Enya looked at her. She knew what Katyana was sacrificing, what she was giving up.
“No,” she said. “I’ll go.”
“Enya, you cannot do this,” Toryen argued.
“I’m sorry, Toryen. But this has to be done.” She looked back at Katyana.
“I will not let you give up your life. Twenty years from now, when the fight is here, you will fight from this world, and when the light prevails, you will return to the land of the living.”
Katyana looked at her. “I have decided,” she said. “I will go. I will not die. And maybe one day, I will remember all of this. Now, I must go.”
“Katyana,” Toryen was saying, but she disappeared.
“She cannot be stopped now,” Enya said. “We can only hope that her sacrifice will not be for nothing.”
Katyana found herself racing through the night.
Guards walked the streets as chatter drifted out of the taverns and water crashed upon the rocks at the harbor.
But Katyana did not pay that any mind. She was racing for the top of the Green Keep.
Flying past guards and mortared stone, she reached the chamber just moments later.
She could hear the midwife’s voice, but not Genie’s nor a baby’s.
By the rail of the balcony, she walked around to find De Grance looking up at the night.
His hands were clasped, and tears were rolling from his eyes.
“Just save my family,” he said. “Just save them.”
She walked to the doors and looked at the baby. She was swaddled up and silent. The midwife trie
d to warm her by the fire, but she wouldn’t wake. Leo turned and walked past her, straight to his daughter. “There’s no heartbeat,” the midwife said.
Katyana knew there was no time to reconsider or think. If she did not give life to that baby, she knew dark things were going to happen.
She closed her eyes and chanted a spell.
She felt her memories fade away. She forgot what Enya and the other warlocks taught her. She forgot all she had ever known, and then she remembered nothing. Not even how to speak.
1
Hunted
In the time of Arthur
In the Enchanted Forest
Horses neighed and reared, kicking up dirt with their hooves as they thundered away from the city.
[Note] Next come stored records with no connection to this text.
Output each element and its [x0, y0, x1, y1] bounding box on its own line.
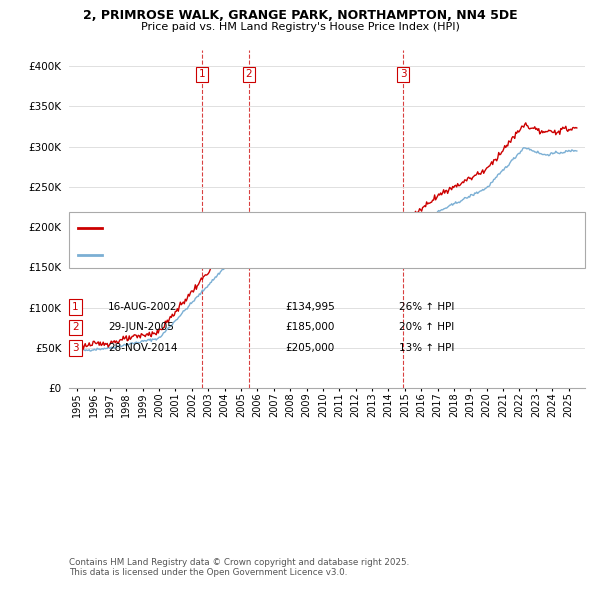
Text: 2, PRIMROSE WALK, GRANGE PARK, NORTHAMPTON, NN4 5DE (semi-detached house): 2, PRIMROSE WALK, GRANGE PARK, NORTHAMPT… — [108, 224, 527, 233]
Text: 2, PRIMROSE WALK, GRANGE PARK, NORTHAMPTON, NN4 5DE: 2, PRIMROSE WALK, GRANGE PARK, NORTHAMPT… — [83, 9, 517, 22]
Text: 13% ↑ HPI: 13% ↑ HPI — [399, 343, 454, 353]
Text: £205,000: £205,000 — [285, 343, 334, 353]
Text: 1: 1 — [72, 302, 79, 312]
Text: £134,995: £134,995 — [285, 302, 335, 312]
Text: 2: 2 — [246, 69, 253, 79]
Text: Price paid vs. HM Land Registry's House Price Index (HPI): Price paid vs. HM Land Registry's House … — [140, 22, 460, 32]
Text: 1: 1 — [199, 69, 205, 79]
Text: 16-AUG-2002: 16-AUG-2002 — [108, 302, 178, 312]
Text: 3: 3 — [72, 343, 79, 353]
Text: £185,000: £185,000 — [285, 323, 334, 332]
Text: 20% ↑ HPI: 20% ↑ HPI — [399, 323, 454, 332]
Text: Contains HM Land Registry data © Crown copyright and database right 2025.
This d: Contains HM Land Registry data © Crown c… — [69, 558, 409, 577]
Text: HPI: Average price, semi-detached house, West Northamptonshire: HPI: Average price, semi-detached house,… — [108, 251, 432, 260]
Text: 2: 2 — [72, 323, 79, 332]
Text: 3: 3 — [400, 69, 407, 79]
Text: 29-JUN-2005: 29-JUN-2005 — [108, 323, 174, 332]
Text: 26% ↑ HPI: 26% ↑ HPI — [399, 302, 454, 312]
Text: 28-NOV-2014: 28-NOV-2014 — [108, 343, 178, 353]
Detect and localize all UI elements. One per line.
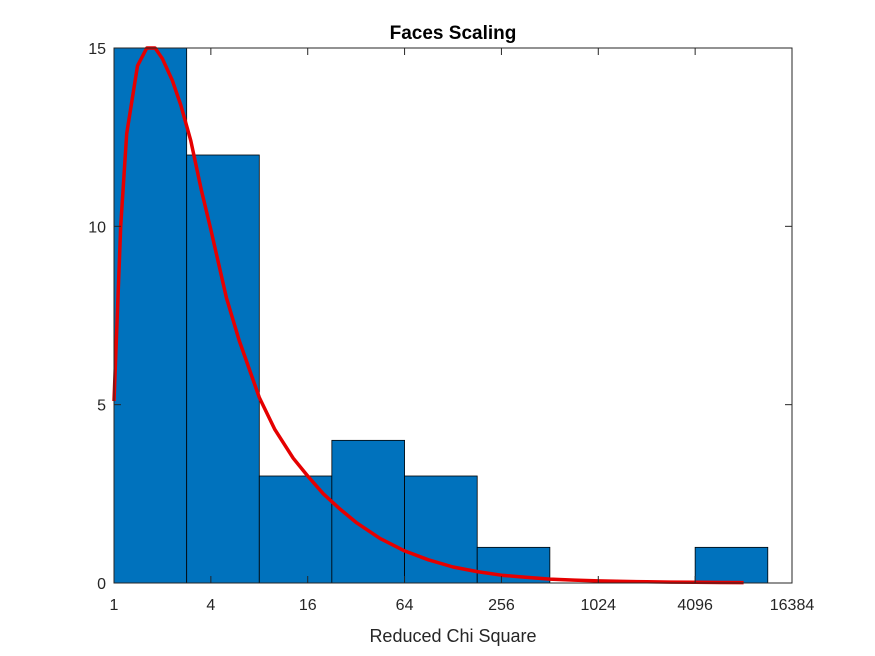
plot-area-frame: [113, 47, 793, 584]
x-tick-label: 1: [110, 597, 119, 614]
x-tick-label: 4096: [677, 597, 713, 614]
y-tick-label: 15: [88, 41, 106, 58]
x-tick-label: 256: [488, 597, 515, 614]
histogram-bar-0: [113, 47, 188, 584]
x-tick-label: 64: [396, 597, 414, 614]
histogram-bars: [113, 47, 769, 584]
y-tick-label: 0: [97, 576, 106, 593]
x-tick-label: 16: [299, 597, 317, 614]
x-tick-label: 16384: [770, 597, 815, 614]
chart-title: Faces Scaling: [390, 23, 517, 44]
y-tick-label: 10: [88, 219, 106, 236]
y-tick-label: 5: [97, 398, 106, 415]
y-axis-ticks: 0 5 10 15: [88, 41, 792, 593]
histogram-bar-8: [694, 546, 769, 584]
histogram-bar-4: [404, 475, 478, 584]
x-tick-label: 4: [206, 597, 215, 614]
x-axis-label: Reduced Chi Square: [369, 626, 536, 646]
x-tick-label: 1024: [580, 597, 616, 614]
x-axis-ticks: 1 4 16 64 256 1024 4096 16384: [110, 48, 815, 614]
histogram-bar-1: [186, 154, 260, 584]
histogram-bar-2: [258, 475, 333, 584]
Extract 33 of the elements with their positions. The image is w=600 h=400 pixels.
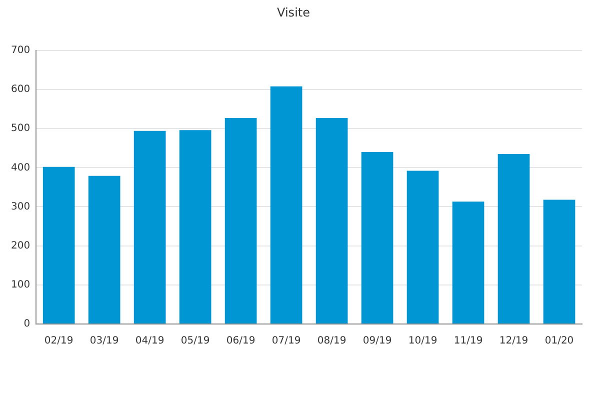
x-tick-label: 02/19 [44,336,74,347]
bar [88,176,120,324]
x-tick-label: 09/19 [362,336,392,347]
x-tick-label: 11/19 [454,336,483,347]
x-tick-label: 08/19 [317,336,346,347]
bar [270,86,302,324]
x-tick-label: 12/19 [499,336,528,347]
x-tick-label: 01/20 [544,336,574,347]
bar [452,202,484,324]
bar [361,152,394,324]
y-tick-label: 700 [10,44,30,56]
y-tick-label: 500 [10,123,30,134]
y-tick-label: 0 [24,318,30,330]
y-tick-label: 600 [10,84,30,96]
x-tick-label: 07/19 [272,336,301,347]
y-tick-label: 100 [10,280,30,291]
bar [543,200,576,324]
y-tick-label: 300 [10,201,30,212]
bar [224,118,257,324]
x-tick-label: 06/19 [226,336,256,347]
bar [406,170,439,324]
x-tick-label: 05/19 [180,336,210,347]
x-tick-label: 10/19 [408,336,438,347]
x-tick-label: 03/19 [90,336,119,347]
bar [316,118,348,324]
y-tick-label: 400 [10,162,30,174]
bar [42,166,75,324]
bar [498,154,530,324]
chart-title: Visite [277,5,310,20]
bar [179,130,212,324]
bar [134,130,166,324]
y-tick-label: 200 [10,240,30,252]
x-tick-label: 04/19 [135,336,164,347]
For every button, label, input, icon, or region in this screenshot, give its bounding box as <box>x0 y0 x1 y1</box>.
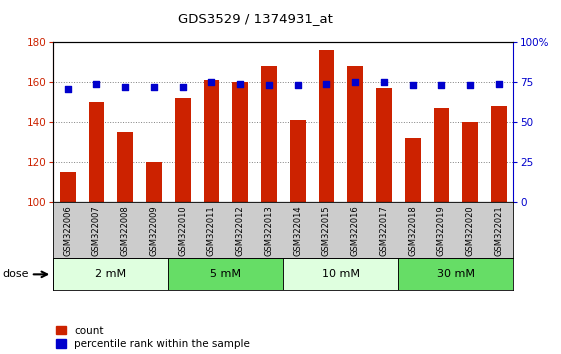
Text: GSM322006: GSM322006 <box>63 206 72 257</box>
Point <box>236 81 245 87</box>
Bar <box>347 67 363 202</box>
Text: 2 mM: 2 mM <box>95 269 126 279</box>
Point <box>293 82 302 88</box>
Point <box>92 81 101 87</box>
Point <box>466 82 475 88</box>
Bar <box>146 162 162 202</box>
Text: GSM322011: GSM322011 <box>207 206 216 256</box>
Point <box>178 84 187 90</box>
Bar <box>261 67 277 202</box>
Bar <box>53 258 168 290</box>
Point <box>63 86 72 92</box>
Text: GSM322016: GSM322016 <box>351 206 360 257</box>
Text: dose: dose <box>3 269 29 279</box>
Bar <box>398 258 513 290</box>
Point <box>437 82 446 88</box>
Bar <box>319 50 334 202</box>
Text: GSM322015: GSM322015 <box>322 206 331 256</box>
Point <box>149 84 158 90</box>
Bar <box>290 120 306 202</box>
Text: GSM322019: GSM322019 <box>437 206 446 256</box>
Text: GSM322018: GSM322018 <box>408 206 417 257</box>
Bar <box>462 122 478 202</box>
Bar <box>60 172 76 202</box>
Point <box>322 81 331 87</box>
Text: GSM322007: GSM322007 <box>92 206 101 257</box>
Bar <box>89 102 104 202</box>
Bar <box>232 82 248 202</box>
Bar <box>434 108 449 202</box>
Text: GSM322013: GSM322013 <box>264 206 273 257</box>
Bar <box>204 80 219 202</box>
Text: GSM322020: GSM322020 <box>466 206 475 256</box>
Bar <box>175 98 191 202</box>
Text: GSM322021: GSM322021 <box>494 206 503 256</box>
Text: 30 mM: 30 mM <box>437 269 475 279</box>
Bar <box>283 258 398 290</box>
Point <box>494 81 503 87</box>
Text: GSM322008: GSM322008 <box>121 206 130 257</box>
Text: GSM322017: GSM322017 <box>379 206 388 257</box>
Point <box>264 82 273 88</box>
Text: GSM322009: GSM322009 <box>149 206 158 256</box>
Text: GDS3529 / 1374931_at: GDS3529 / 1374931_at <box>178 12 333 25</box>
Point <box>207 80 216 85</box>
Text: GSM322012: GSM322012 <box>236 206 245 256</box>
Point <box>351 80 360 85</box>
Text: 5 mM: 5 mM <box>210 269 241 279</box>
Text: GSM322010: GSM322010 <box>178 206 187 256</box>
Bar <box>117 132 133 202</box>
Legend: count, percentile rank within the sample: count, percentile rank within the sample <box>56 326 250 349</box>
Point <box>121 84 130 90</box>
Point <box>408 82 417 88</box>
Bar <box>168 258 283 290</box>
Point <box>379 80 388 85</box>
Bar <box>376 88 392 202</box>
Text: GSM322014: GSM322014 <box>293 206 302 256</box>
Bar <box>405 138 421 202</box>
Bar <box>491 106 507 202</box>
Text: 10 mM: 10 mM <box>322 269 360 279</box>
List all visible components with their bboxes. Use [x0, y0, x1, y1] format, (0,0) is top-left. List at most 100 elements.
The Huns shrieked behind them as Demetia and the enchanted forest blazed and burned, sending columns of smoke billowing up. Red embers swirled amidst the trees as the ancient barks collapsed.
The barbarians loosed arrows and hurled spears at the Demetians, killing those at the end of the retreating force.
Merlin raced ahead beside his father, Arthur’s body slumped before him as fireballs crashed around them, lighting up the fields.
The sounds of battle could still be heard as Magi Ro Hul fought the Hun force at the western sectors of the city, distracting them from the retreat. The fierce fighting could be heard and seen from where Megolin was leading the retreat.
Men shouted and fell amidst the melee and the fire.
But Merlin almost couldn’t hear it.
He was staring at Arthur, the rest of the world a blurry, chaotic, senseless haze.
This was not supposed to happen. Arthur was the chosen one, predicted by the ancient warlocks to be the one who would unite the lands and bring peace to the Isle. And yet he was dead.
A fireball crashed beside them, scattering burning tar on the ground. The autumn greenery caught the flames and began to burn.
Merlin knew he had to revive Arthur. But he could not do it now, not here. But Arthur’s soul would be lost forever beyond hope of returning to this world if it was not kept here.
Merlin closed his eyes and chanted an ancient chant. Slurring syllables and words of an ancient language made it past the din of battle.